Conclusões e aprendizados

Os resultados fornecem fortes confirmações de que, na opinião dos profissionais de saúde e da população em geral, o sistema de saúde venezuelano enfrenta deficiências críticas com métricas significativamente mais negativas do que o resto da região em termos de:

– Limitações no acesso a medicamentos e materiais essenciais em centros de atendimento.

– Problemas de desnutrição e anemia associados às más condições de vida da população

– Vulnerabilidades em termos de possíveis riscos de epidemia devido à má organização do sistema de saúde, falta de políticas, protocolos e sistemas de alerta adequados.

Esta pesquisa confirma a dramática situação da população venezuelana, no contexto da região, dando um forte apoio para a relevância do apelo Save The Children.

Como disse David Reckner, presidente da Reckner Healthcare, “Os resultados mostram o poder da pesquisa primária como uma ferramenta para compreender o mundo, os médicos como o recurso mais valioso para compreender o bem-estar mais amplo de uma região e, tragicamente, a necessidade absoluta para organizações como a Save The Children “.

Também foi uma excelente oportunidade para pesquisadores fazerem parcerias com o setor sem fins lucrativos. Razvan Bondalici, Gerente de Programa da Fundação ESOMAR e um apoiante entusiasta desta iniciativa, disse: “Era difícil imaginar que esta iniciativa fosse ainda mais relevante agora do que quando começou em setembro de 2019. O acesso aos serviços de saúde continua crítico em Venezuela, situação que infelizmente está se espalhando para os países vizinhos com a chegada da pandemia Covid-19. Nestes tempos turbulentos, é mais essencial do que nunca dirigir nossa atenção para aqueles que mais precisam. ”

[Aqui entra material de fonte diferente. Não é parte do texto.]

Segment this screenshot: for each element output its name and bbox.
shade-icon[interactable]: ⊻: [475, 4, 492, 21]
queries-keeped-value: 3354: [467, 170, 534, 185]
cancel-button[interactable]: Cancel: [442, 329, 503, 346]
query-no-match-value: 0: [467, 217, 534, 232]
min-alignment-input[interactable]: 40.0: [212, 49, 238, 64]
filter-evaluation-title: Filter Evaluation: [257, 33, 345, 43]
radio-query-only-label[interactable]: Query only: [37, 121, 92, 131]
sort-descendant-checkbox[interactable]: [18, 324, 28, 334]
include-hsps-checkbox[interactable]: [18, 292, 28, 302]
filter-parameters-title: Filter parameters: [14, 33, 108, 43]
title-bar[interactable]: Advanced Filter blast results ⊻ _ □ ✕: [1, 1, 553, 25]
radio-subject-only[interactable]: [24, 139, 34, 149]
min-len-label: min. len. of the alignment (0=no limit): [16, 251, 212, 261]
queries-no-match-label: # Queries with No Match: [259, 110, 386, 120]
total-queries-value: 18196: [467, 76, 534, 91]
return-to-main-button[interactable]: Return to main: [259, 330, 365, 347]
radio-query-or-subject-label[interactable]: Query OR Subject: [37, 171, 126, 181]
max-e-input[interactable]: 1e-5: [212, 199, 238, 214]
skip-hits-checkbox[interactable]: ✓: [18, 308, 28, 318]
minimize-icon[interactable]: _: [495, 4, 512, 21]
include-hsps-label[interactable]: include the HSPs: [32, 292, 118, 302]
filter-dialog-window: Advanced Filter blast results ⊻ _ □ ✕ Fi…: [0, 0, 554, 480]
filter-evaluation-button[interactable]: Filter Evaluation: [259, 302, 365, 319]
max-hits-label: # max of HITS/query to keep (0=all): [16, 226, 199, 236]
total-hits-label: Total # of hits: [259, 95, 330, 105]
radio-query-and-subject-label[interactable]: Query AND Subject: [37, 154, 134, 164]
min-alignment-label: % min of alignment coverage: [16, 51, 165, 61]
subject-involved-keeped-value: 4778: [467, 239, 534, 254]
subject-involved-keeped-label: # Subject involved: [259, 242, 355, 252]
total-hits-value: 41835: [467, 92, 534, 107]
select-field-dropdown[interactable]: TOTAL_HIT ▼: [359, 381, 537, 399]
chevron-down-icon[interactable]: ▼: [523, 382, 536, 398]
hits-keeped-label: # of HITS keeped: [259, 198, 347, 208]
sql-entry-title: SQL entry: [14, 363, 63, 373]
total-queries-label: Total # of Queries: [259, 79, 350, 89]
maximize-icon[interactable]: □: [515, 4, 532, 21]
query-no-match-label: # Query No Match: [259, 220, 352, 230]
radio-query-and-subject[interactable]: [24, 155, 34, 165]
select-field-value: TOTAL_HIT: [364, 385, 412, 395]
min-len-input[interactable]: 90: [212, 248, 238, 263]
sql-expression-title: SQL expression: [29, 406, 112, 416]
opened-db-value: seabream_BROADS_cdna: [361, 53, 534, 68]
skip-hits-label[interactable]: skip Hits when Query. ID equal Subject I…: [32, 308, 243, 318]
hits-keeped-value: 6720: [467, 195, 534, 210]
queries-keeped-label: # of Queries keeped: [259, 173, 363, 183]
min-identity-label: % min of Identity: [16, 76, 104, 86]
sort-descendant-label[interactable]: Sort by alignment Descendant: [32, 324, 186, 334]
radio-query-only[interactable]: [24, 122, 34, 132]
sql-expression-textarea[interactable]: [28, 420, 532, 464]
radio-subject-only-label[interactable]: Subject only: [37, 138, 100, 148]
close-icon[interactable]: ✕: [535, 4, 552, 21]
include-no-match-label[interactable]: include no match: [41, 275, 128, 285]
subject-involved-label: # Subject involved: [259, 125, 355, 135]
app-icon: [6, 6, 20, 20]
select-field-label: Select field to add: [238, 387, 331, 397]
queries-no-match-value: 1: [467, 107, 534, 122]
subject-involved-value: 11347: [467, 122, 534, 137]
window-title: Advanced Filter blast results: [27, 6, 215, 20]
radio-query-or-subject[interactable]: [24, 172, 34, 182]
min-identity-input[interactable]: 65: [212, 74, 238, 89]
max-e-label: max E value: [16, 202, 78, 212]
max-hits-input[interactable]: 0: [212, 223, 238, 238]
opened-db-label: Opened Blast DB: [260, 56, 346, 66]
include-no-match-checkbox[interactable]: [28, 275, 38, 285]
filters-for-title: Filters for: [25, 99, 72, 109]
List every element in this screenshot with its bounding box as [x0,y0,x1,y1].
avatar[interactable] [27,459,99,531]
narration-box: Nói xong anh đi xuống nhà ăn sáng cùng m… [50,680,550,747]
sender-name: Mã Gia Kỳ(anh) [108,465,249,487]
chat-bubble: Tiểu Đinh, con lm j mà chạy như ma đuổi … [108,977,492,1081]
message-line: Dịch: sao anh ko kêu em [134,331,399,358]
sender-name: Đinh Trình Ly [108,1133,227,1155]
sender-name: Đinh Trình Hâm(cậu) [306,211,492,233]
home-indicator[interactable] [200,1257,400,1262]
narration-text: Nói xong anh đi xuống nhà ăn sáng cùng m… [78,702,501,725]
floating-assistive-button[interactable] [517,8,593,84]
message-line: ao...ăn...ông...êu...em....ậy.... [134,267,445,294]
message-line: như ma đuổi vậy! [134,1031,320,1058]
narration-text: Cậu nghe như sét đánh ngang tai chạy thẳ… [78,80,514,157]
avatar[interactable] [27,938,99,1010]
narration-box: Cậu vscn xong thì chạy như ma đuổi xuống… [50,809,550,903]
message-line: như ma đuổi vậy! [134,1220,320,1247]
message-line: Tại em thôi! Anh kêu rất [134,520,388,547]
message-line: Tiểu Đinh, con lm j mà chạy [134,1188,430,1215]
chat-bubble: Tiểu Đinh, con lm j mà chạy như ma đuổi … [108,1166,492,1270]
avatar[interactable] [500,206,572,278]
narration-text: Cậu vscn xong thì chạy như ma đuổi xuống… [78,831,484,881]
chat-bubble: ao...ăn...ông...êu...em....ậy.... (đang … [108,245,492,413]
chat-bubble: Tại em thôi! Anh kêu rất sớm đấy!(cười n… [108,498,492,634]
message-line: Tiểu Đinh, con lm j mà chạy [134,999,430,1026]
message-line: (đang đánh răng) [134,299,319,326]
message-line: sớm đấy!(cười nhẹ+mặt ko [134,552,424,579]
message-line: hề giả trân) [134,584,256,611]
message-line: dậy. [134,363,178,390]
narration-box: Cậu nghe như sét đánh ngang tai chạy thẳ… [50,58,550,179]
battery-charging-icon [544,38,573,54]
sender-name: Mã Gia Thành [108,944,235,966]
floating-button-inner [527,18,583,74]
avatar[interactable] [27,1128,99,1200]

O vídeo a seguir analisa as principais percepções do estudo e mostra o maravilhoso trabalho que a Save The Children fez por essas crianças e suas famílias em condições críticas.

Para encerrar, Ana María Méndez, Diretora Nacional de Arrecadação de Fundos para esta ONG na Colômbia, compartilhou: “Na Colômbia, temos uma grande lacuna na prestação de serviços básicos e, além disso, migrantes venezuelanos, refugiados e comunidades anfitriãs agora enfrentam uma impacto triplo: migração, COVID-19 e deslocamento devido a conflito armado. A necessidade de apoio aos filhos nunca foi tão grande e não podemos falhar. As crianças podem enfrentar consequências imediatas e ao longo da vida para sua saúde, desenvolvimento e futuro. Não podemos permitir que essas vidas se tornem o custo oculto da pandemia. O coronavírus está mudando o mundo, mas não o nosso compromisso, e vamos continuar a fazer o que for necessário para salvar a vida das crianças. ”

Envolva-se e junte-se à causa em www.savethechildren.org.co ou envie um e-mail para Anamaria.mendez@savethechildren.org

[1] A amostra final consistiu de 1.130 cidadãos regulares com mais de 18 anos de idade do Brasil, México, Colômbia, Argentina e Venezuela (incluindo 311 residentes na Venezuela) e 1.320 médicos, incluindo médicos de atenção primária e especialistas dos Estados Unidos. e dos mesmos países latino-americanos (dos quais 120 eram venezuelanos).